İkincisi bu tip organizasyonlarda çokça bulundum – 58 tane kuzenim var ve çoğunun isteme merasimlerine katılmışımdır. Farklı gelenek, mezhep, din ve kültürden kişilerle yapılan bu tip organizasyonlar doğal olarak benim çok dikkatimi çekiyordu çünkü burada müthiş bir sahtelik var. Herkesin muhakkak ya başından geçmiştir ya da bir şekilde tanık olmuşlardır. Öz itibariyle bu sahtelik beni küçük burjuva taşlaması fikrine kadar götürdü. Bu sahtelik de en iyi kara mizahla anlatılır gibi geldi.

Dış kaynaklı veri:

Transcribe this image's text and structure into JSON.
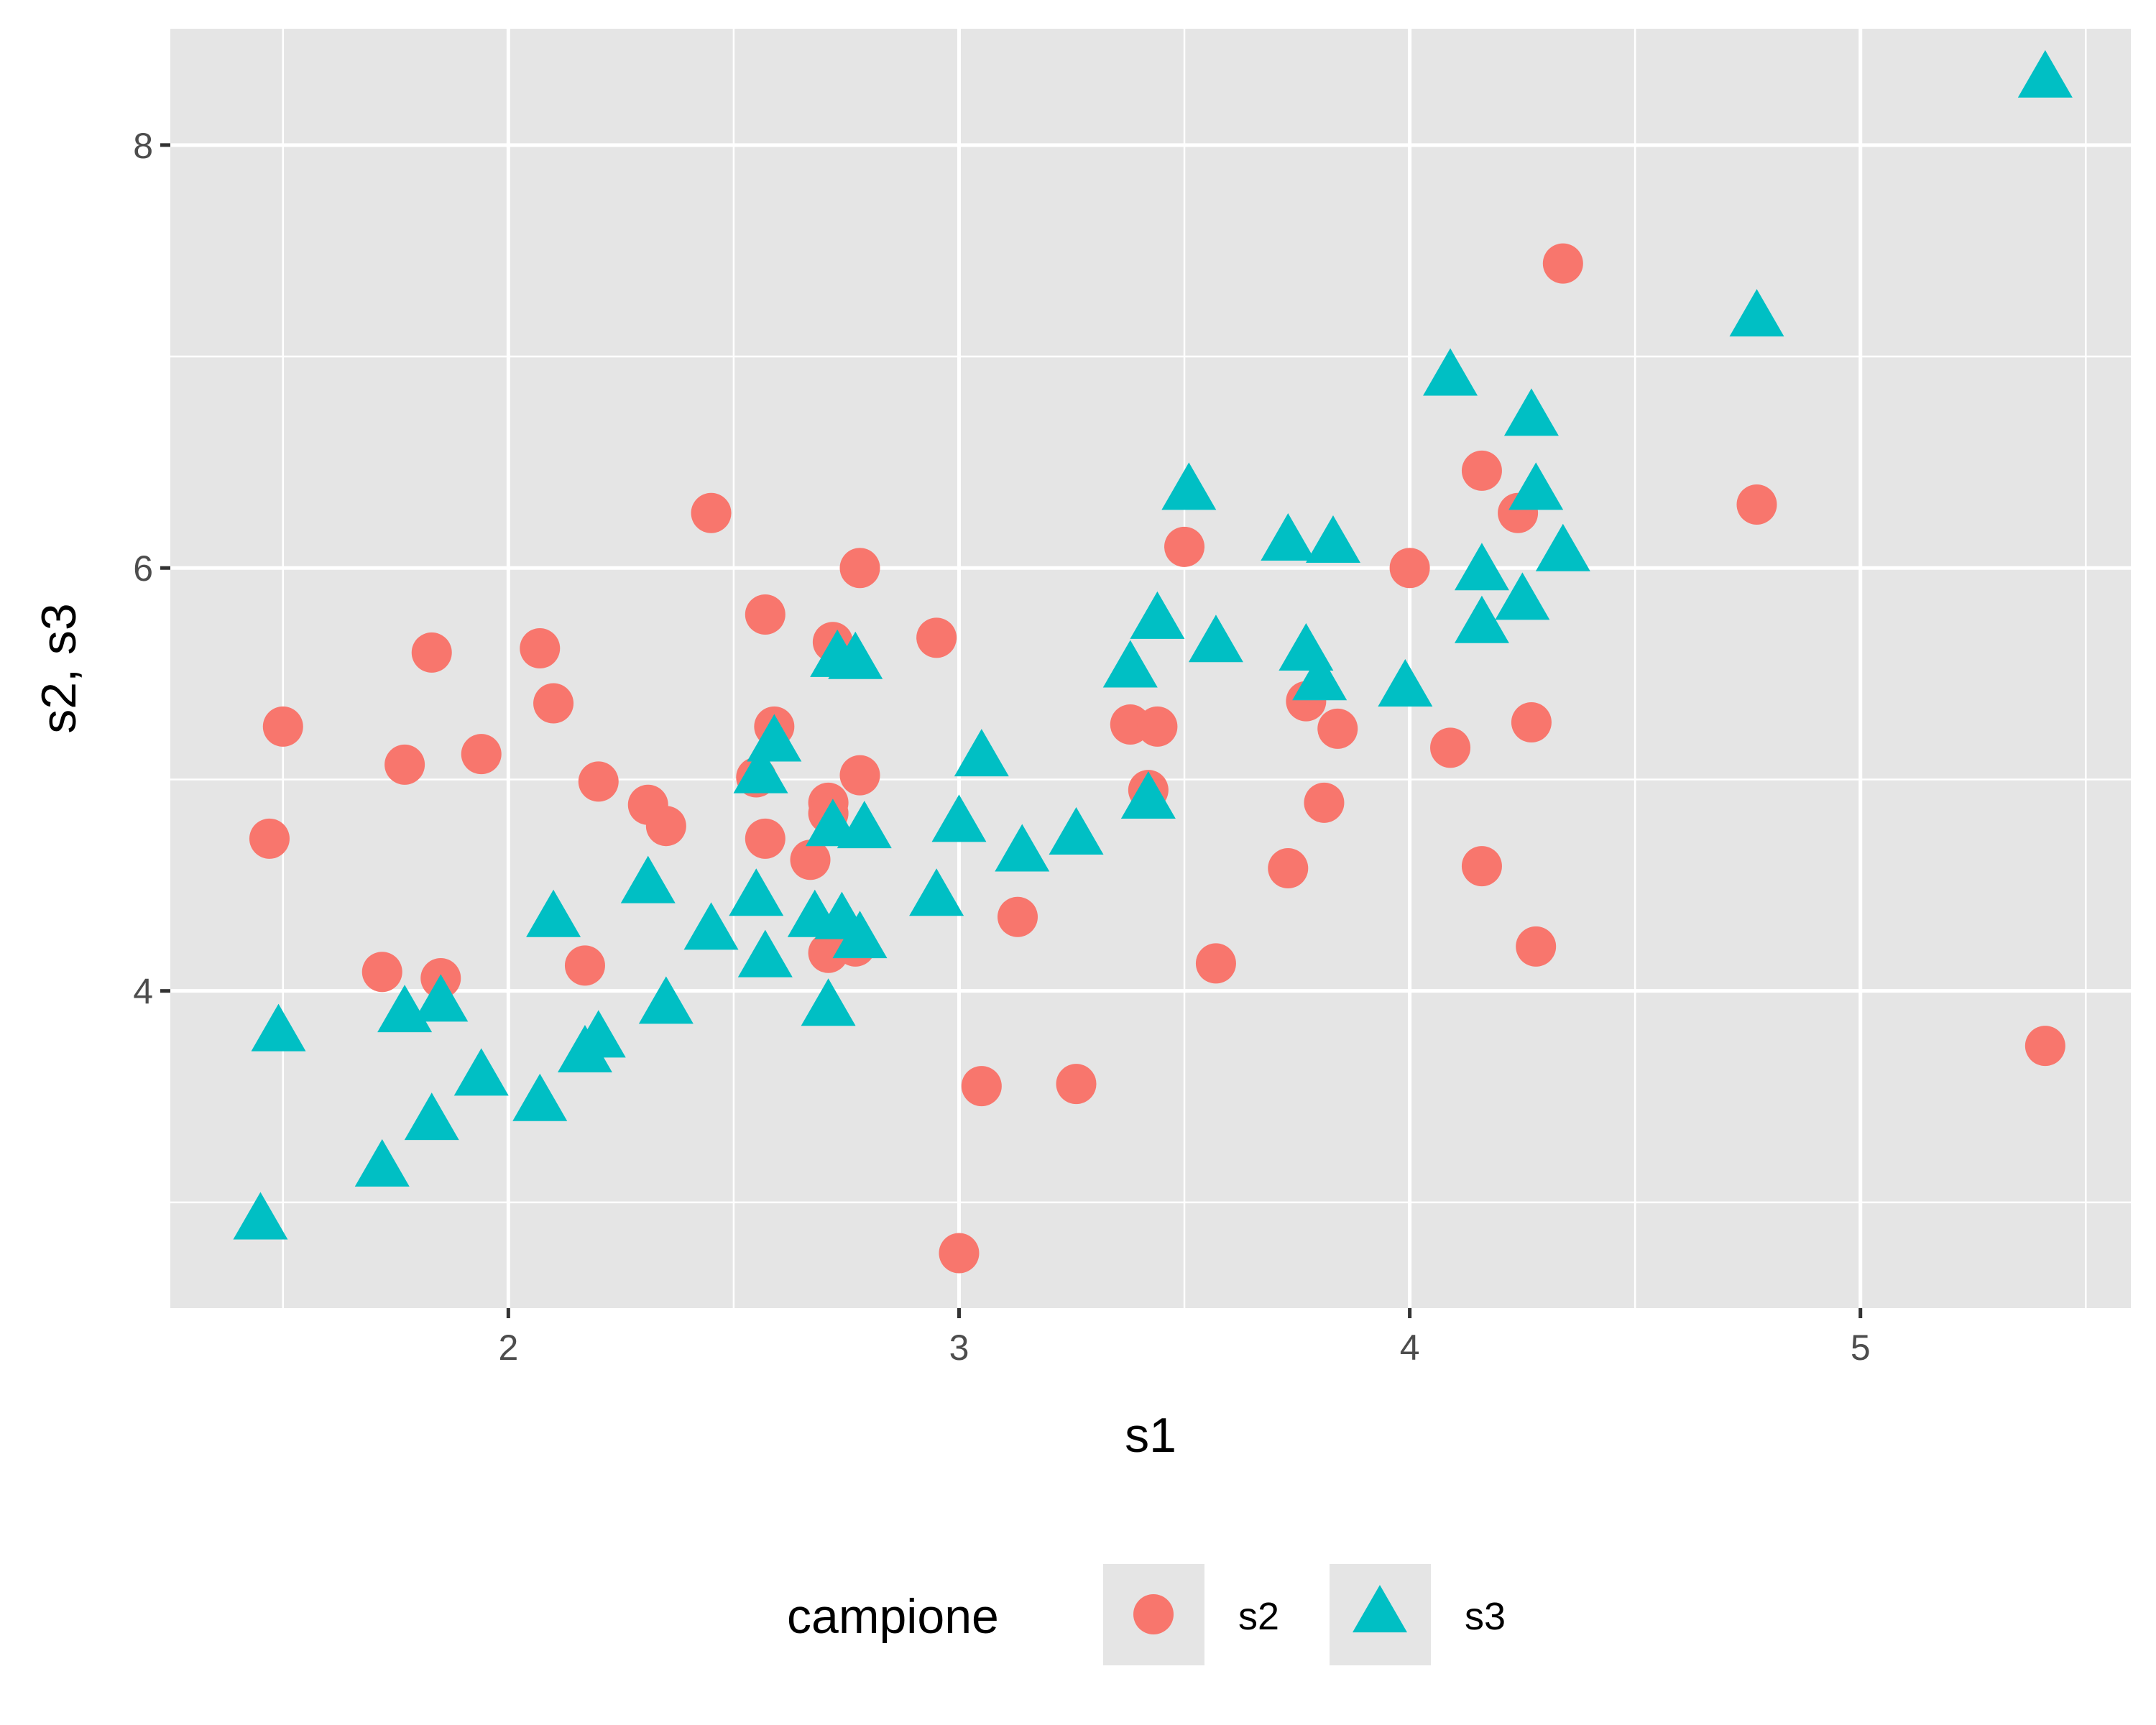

Totalde bir ev kurma, aile olgusu üzerine olumlu ya da olumsuz bir şeyler söyleyen bir film ya da fikir için beni etkileyen şeyler bunlardı. Nazan Abla Antalya’da bunu çok güzel açıklamıştı: “Aile o kadar iyi bir şeyse Narin’leri kim öldürüyor?”

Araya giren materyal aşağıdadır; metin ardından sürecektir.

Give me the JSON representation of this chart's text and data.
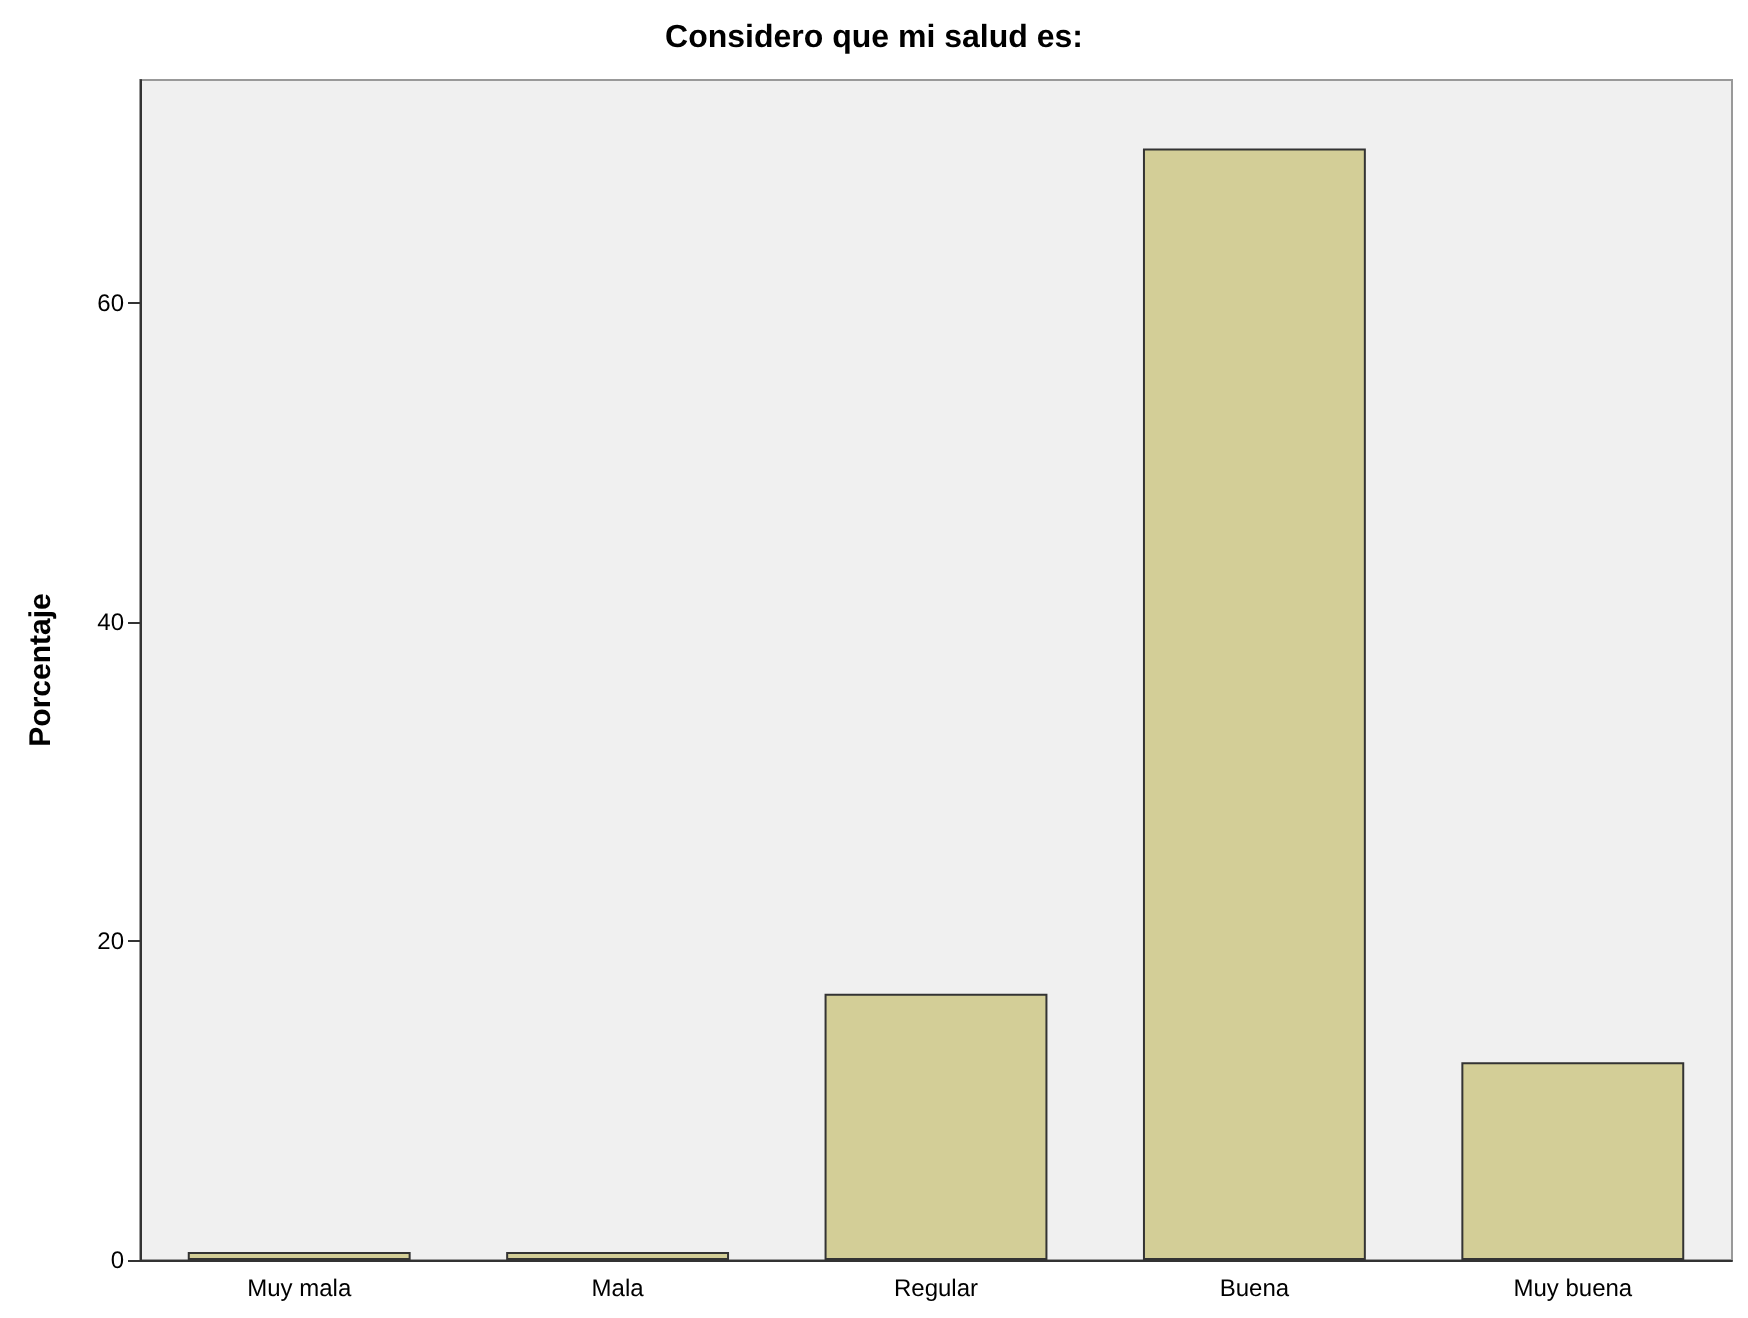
{
  "chart_data": {
    "type": "bar",
    "title": "Considero que mi salud es:",
    "ylabel": "Porcentaje",
    "categories": [
      "Muy mala",
      "Mala",
      "Regular",
      "Buena",
      "Muy buena"
    ],
    "values": [
      0.5,
      0.5,
      16.7,
      69.7,
      12.4
    ],
    "color": "#d3ce97",
    "ylim": [
      0,
      74
    ],
    "yticks": [
      0,
      20,
      40,
      60
    ],
    "grid": false
  }
}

Eskiden, 90’lı yıllarda, bir hemşeri büyükşehire köylülerinin/akrabalarının yanına taşındığında ona arsa ayarlanır, bina yaptırılır, mümkünse kendileri çalışırdı o binada. İlkel topluluklarda da gençler evlenince onlara ev yapılırdı. Kökeninde bir dayanışma vardı. Şimdiyse durum farklı. Yakın çevremden biliyorum, evlenecek çiftler kredi kartlarına yükleniyor, inanılmaz bir borçluluk hali oluşuyor ve neredeyse 2-3 sene sadece bu borçlarını ödemeye çalışıyorlar. Temelde her şey bir gösteriş mantığına dönmüş durumda. Düğün yapmak istemeseler de ilan etmek için yapmak zorundalar, hem de borç harçla, çünkü bunu bir şekilde ilan etmeliler. Bu aile meselesi kafamı kurcalayan bir şeydi. Özellikle isteme merasiminde bunu masaya yatırıp ilişkileri açıklayabilirim ve totalde bir küçük burjuva taşlaması yapabilirim diye düşündüm.

Tabii kara mizah da böyle bir anlatı için çok elverişli.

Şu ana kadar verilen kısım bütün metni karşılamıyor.